Doch so schön die Nächte mit Alexey bisweilen auch waren … Es folgte stets der nächste Morgen und das war eigentlich immer ein böses Erwachen. Zwar meistens nicht direkt beim Aufwachen, aber danach sobald sie Alexeys Kammer verlassen musste.
An diesem Morgen schien es allerdings schon früher loszugehen, denn während Val noch im Dämmerschlaf ihren schönen Erinnerungen nachhing, endeten abrupt Alexeys Streicheleinheiten, die das Potential für noch sehr viel mehr gehabt hätten, und auch seine Wärme verschwand so plötzlich, dass es fast ein Schock für Val war. Sie war sofort hellwach, als sie sich aufsetzte und sich erschrocken umsah.
Alexey hatte bereits eine Öllampe entzündet, damit Val etwas sehen konnte, aber das bemerkte sie nur am Rande, denn ihre Aufmerksamkeit richtete sich sofort auf den Mann, der splitterfasernackt mit verschränkten Armen so weit weg von ihr, wie es ihm nur möglich war, an der Mauer stand und zu Boden starrte. Seine Kiefer mahlten und sein Atem ging schwer. Die Falte zwischen seinen Augenbrauen schien wie in Stein gemeißelt zu sein und überhaupt war absolut nichts mehr von der zuvor noch sehr gelösten Stimmung zu bemerken.
Vorsichtig zog sich Val die Decke über die nackten Schultern, um sich zu bedecken. „Alexey? Ist alles … in Ordnung?“
Auf ihre Worte hin stieß er sich von der Wand ab und begann rastlos im Raum hin und her zu laufen. Immer noch hielt er seine Arme fest vor seiner Brust verschränkt, doch seine Getriebenheit sagte Val, dass er gerade wahnsinnig aufgewühlt war und wohl versuchte, nicht wieder auf irgendetwas einzuprügeln. Was sehr viel über seinen Gemütszustand aussagte, nur konnte sie sich absolut nicht diesen Stimmungsumschwung erklären. Besser gesagt, was diesen ausgelöst hatte.
„Habe ich … etwas falsch gemacht?“, versuchte sie es daher vorsichtig.

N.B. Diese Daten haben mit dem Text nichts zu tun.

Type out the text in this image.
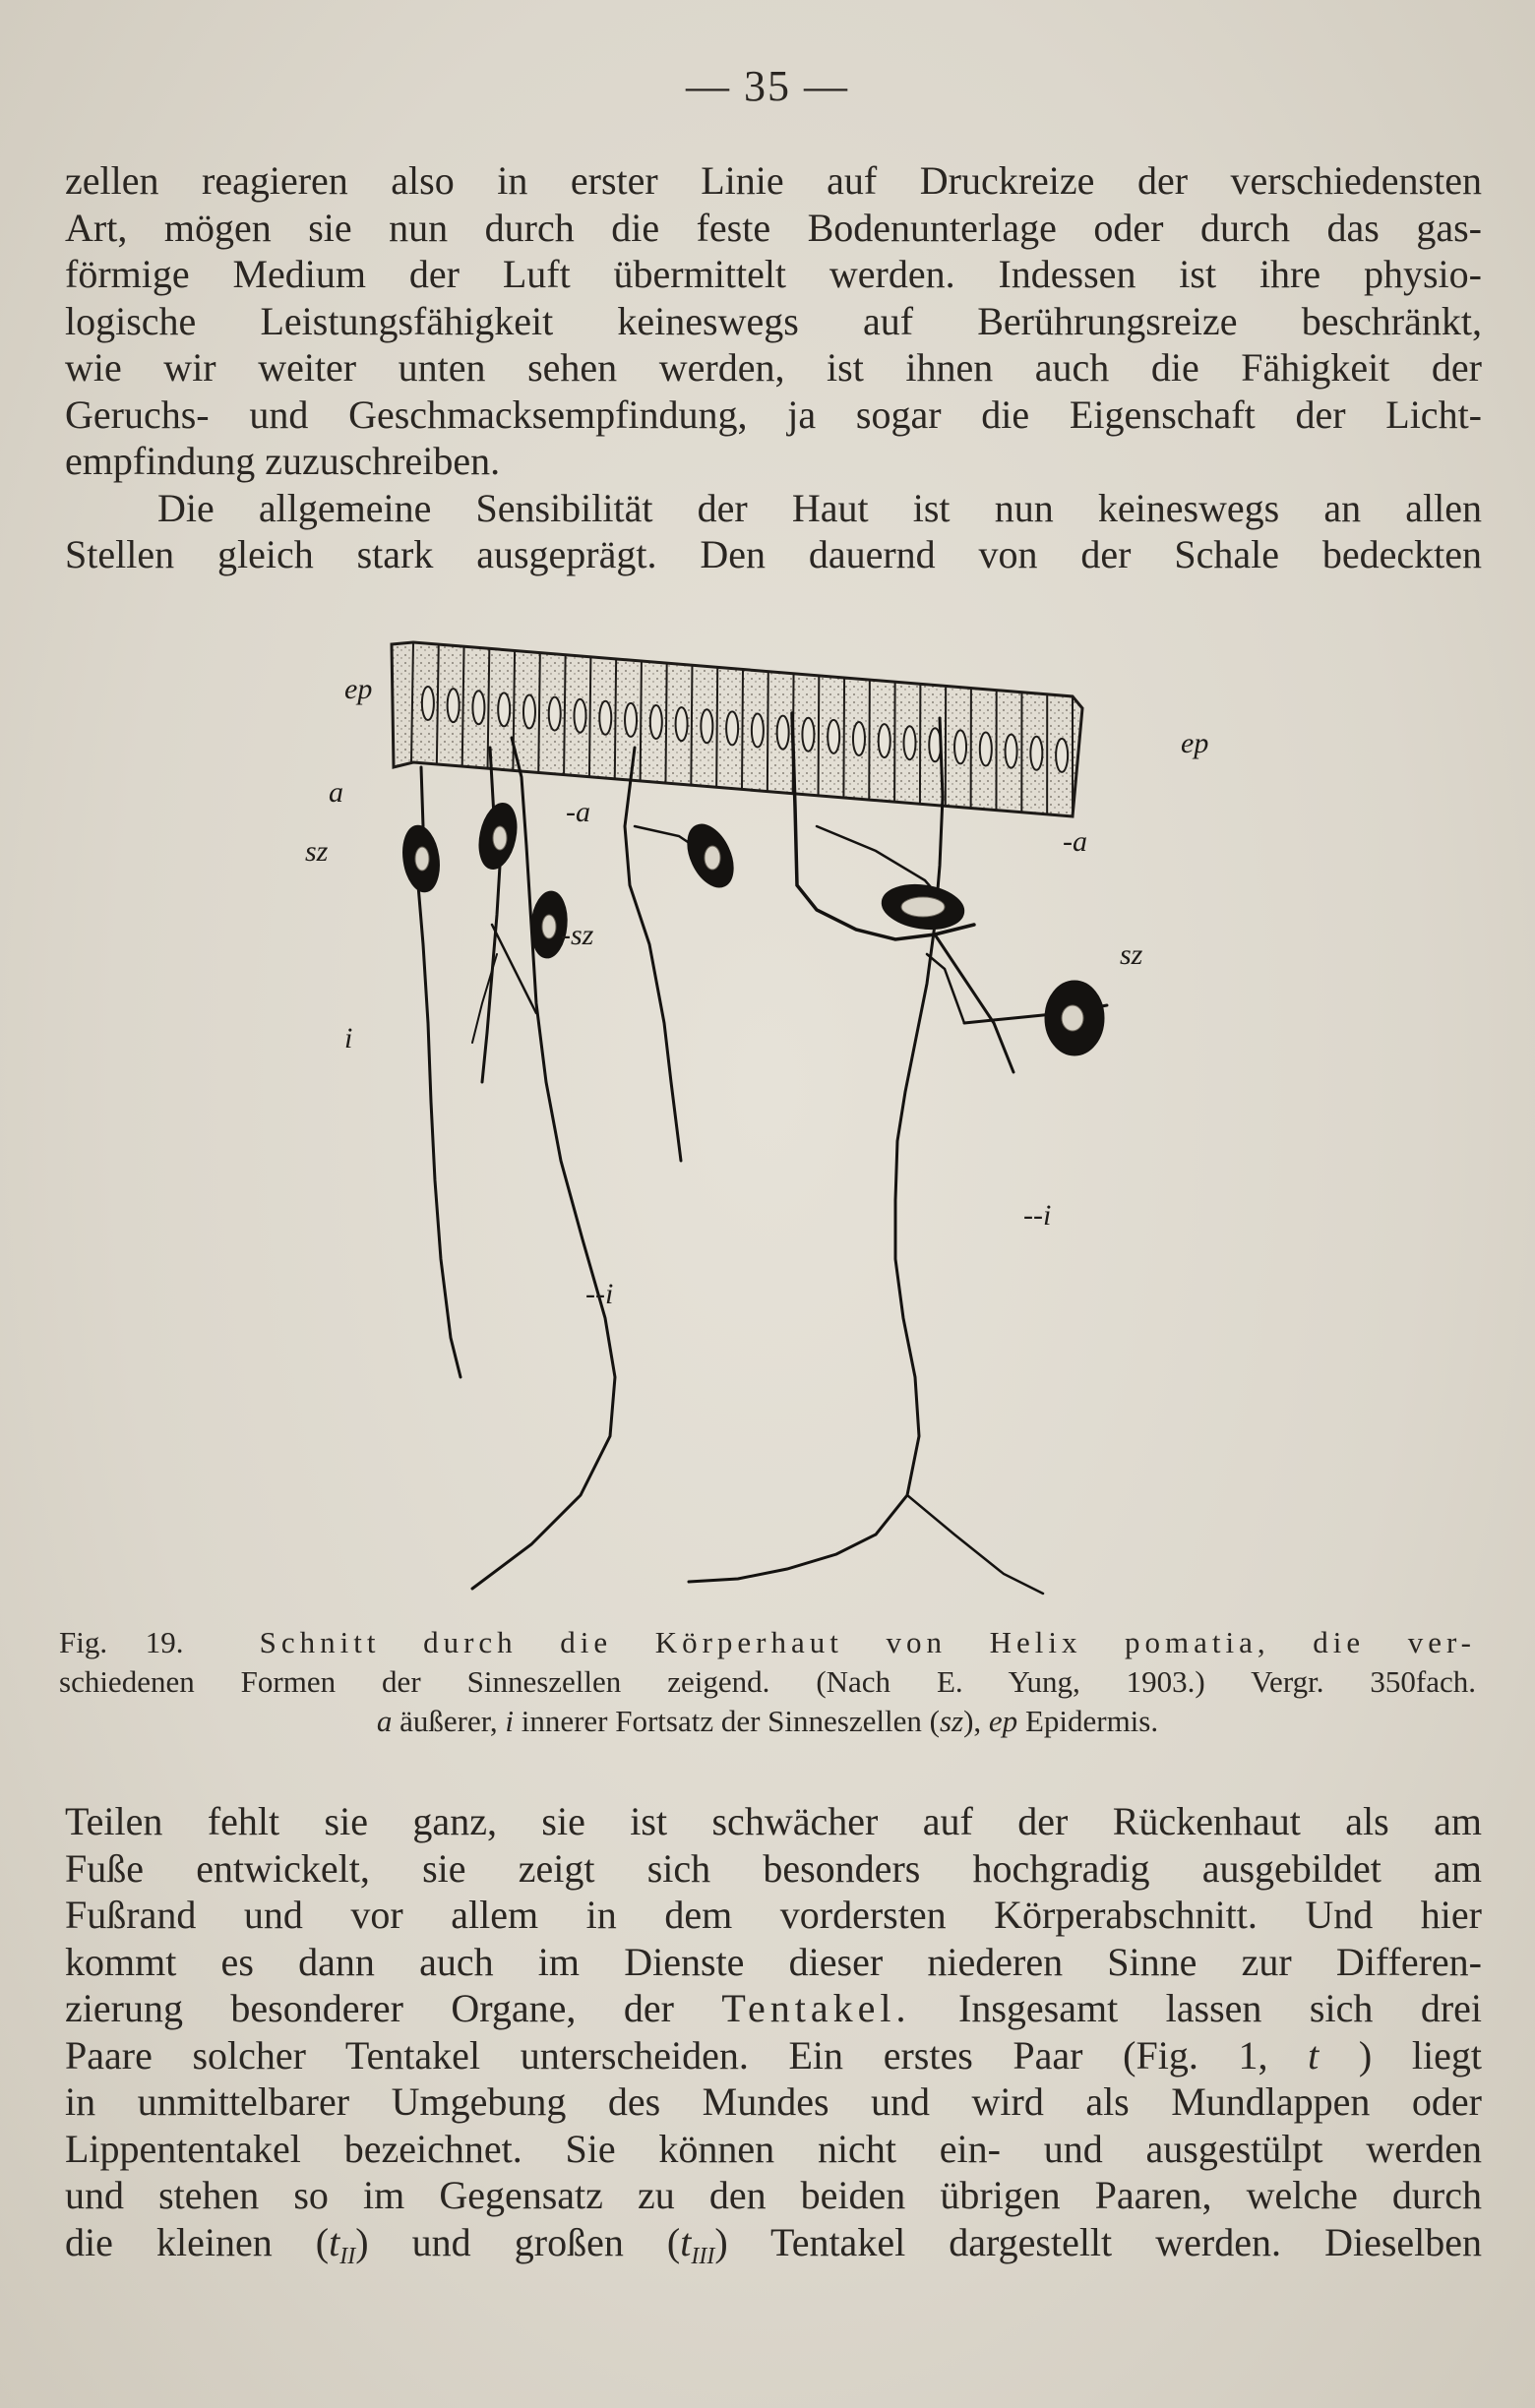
— 35 —
zellen reagieren also in erster Linie auf Druckreize der verschiedensten
Art, mögen sie nun durch die feste Bodenunterlage oder durch das gas-
förmige Medium der Luft übermittelt werden. Indessen ist ihre physio-
logische Leistungsfähigkeit keineswegs auf Berührungsreize beschränkt,
wie wir weiter unten sehen werden, ist ihnen auch die Fähigkeit der
Geruchs- und Geschmacksempfindung, ja sogar die Eigenschaft der Licht-
empfindung zuzuschreiben.
Die allgemeine Sensibilität der Haut ist nun keineswegs an allen
Stellen gleich stark ausgeprägt. Den dauernd von der Schale bedeckten
ep
ep
a
sz
i
-a
-sz
--i
-a
sz
--i
Fig. 19. Schnitt durch die Körperhaut von Helix pomatia, die ver-
schiedenen Formen der Sinneszellen zeigend. (Nach E. Yung, 1903.) Vergr. 350fach.
a äußerer, i innerer Fortsatz der Sinneszellen (sz), ep Epidermis.
Teilen fehlt sie ganz, sie ist schwächer auf der Rückenhaut als am
Fuße entwickelt, sie zeigt sich besonders hochgradig ausgebildet am
Fußrand und vor allem in dem vordersten Körperabschnitt. Und hier
kommt es dann auch im Dienste dieser niederen Sinne zur Differen-
zierung besonderer Organe, der Tentakel. Insgesamt lassen sich drei
Paare solcher Tentakel unterscheiden. Ein erstes Paar (Fig. 1, t ) liegt
in unmittelbarer Umgebung des Mundes und wird als Mundlappen oder
Lippententakel bezeichnet. Sie können nicht ein- und ausgestülpt werden
und stehen so im Gegensatz zu den beiden übrigen Paaren, welche durch
die kleinen $(t_{II})$ und großen $(t_{III})$ Tentakel dargestellt werden. Dieselben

„Nein!“ Er fuhr sie richtig an, nur um dann sehr viel ruhiger nachzusetzen: „Nein, hast du nicht.“
Alexey blieb stehen und lehnte sich gegen die Kante seines Tisches, bevor er die Arme vor seiner Brust löste, doch nur, um sich mit seinen Händen durchs Haar zu fahren und nach den passenden Worten zu suchen.

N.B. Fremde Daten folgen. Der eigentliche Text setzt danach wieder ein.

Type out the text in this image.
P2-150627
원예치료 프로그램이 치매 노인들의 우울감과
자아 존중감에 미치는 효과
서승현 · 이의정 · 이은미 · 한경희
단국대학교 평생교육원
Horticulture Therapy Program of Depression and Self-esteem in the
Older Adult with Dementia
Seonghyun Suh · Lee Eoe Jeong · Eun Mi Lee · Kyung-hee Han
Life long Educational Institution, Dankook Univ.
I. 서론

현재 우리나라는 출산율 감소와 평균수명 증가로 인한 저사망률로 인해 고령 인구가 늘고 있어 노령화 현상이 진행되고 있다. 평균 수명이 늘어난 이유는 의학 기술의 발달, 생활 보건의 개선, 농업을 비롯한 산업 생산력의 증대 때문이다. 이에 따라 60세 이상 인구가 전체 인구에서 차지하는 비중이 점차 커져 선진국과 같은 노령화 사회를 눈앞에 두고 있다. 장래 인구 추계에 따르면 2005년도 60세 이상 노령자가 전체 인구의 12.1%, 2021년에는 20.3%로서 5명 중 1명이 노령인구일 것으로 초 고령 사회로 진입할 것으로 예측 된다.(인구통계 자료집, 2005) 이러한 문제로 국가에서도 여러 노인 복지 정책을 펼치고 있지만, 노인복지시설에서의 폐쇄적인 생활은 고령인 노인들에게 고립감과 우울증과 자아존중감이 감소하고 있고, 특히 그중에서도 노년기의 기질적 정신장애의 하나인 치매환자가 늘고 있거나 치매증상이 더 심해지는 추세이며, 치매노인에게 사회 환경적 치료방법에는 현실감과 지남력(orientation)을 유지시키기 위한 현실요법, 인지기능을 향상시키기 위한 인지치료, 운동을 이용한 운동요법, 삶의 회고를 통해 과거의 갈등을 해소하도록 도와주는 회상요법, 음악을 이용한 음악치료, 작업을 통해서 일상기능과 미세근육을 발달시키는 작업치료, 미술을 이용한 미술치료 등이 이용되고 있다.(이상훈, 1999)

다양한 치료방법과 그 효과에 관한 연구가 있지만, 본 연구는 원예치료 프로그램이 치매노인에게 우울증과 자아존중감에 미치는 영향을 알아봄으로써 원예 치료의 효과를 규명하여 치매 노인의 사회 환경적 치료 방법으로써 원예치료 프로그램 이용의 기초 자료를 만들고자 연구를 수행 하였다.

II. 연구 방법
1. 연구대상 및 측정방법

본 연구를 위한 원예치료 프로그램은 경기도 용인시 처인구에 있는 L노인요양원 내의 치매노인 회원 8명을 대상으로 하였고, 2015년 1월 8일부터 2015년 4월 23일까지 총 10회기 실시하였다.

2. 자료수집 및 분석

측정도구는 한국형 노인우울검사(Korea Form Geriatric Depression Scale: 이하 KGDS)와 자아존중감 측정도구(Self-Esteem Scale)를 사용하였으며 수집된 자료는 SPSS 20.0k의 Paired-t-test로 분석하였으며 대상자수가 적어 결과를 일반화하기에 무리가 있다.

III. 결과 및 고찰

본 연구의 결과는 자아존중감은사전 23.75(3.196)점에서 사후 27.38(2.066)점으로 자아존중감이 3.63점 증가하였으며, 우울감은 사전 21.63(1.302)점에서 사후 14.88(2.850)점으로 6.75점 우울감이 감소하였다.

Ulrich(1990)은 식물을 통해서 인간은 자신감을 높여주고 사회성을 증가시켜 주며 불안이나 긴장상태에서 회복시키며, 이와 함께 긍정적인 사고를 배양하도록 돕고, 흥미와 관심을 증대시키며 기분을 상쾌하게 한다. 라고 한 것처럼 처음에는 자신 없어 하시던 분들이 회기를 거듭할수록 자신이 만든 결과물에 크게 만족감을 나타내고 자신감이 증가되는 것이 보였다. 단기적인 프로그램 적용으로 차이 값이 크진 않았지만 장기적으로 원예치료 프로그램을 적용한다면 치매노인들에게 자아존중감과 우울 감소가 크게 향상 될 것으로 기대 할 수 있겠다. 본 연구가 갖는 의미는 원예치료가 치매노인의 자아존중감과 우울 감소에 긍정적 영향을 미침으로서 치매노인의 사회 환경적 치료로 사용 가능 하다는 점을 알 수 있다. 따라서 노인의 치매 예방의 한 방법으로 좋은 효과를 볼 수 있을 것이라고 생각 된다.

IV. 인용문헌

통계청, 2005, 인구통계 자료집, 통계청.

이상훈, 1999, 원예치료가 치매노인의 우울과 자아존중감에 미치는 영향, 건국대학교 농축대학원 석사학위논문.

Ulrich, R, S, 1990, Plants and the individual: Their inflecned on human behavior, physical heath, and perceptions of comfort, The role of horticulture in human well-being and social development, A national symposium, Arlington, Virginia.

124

Da sonst nichts anders im Raum war als am Abend zuvor, war sich Val nicht sicher, ob sie ihm glauben konnte. Sie hatte nämlich wirklich das Gefühl, etwas falsch gemacht zu haben, wenn er so deutlich aus ihrem gemeinsamen Bett geflüchtet war und auch keine Anstalten machte, wieder zurück zu kommen. Sie wusste nur nicht, was sie getan hatte.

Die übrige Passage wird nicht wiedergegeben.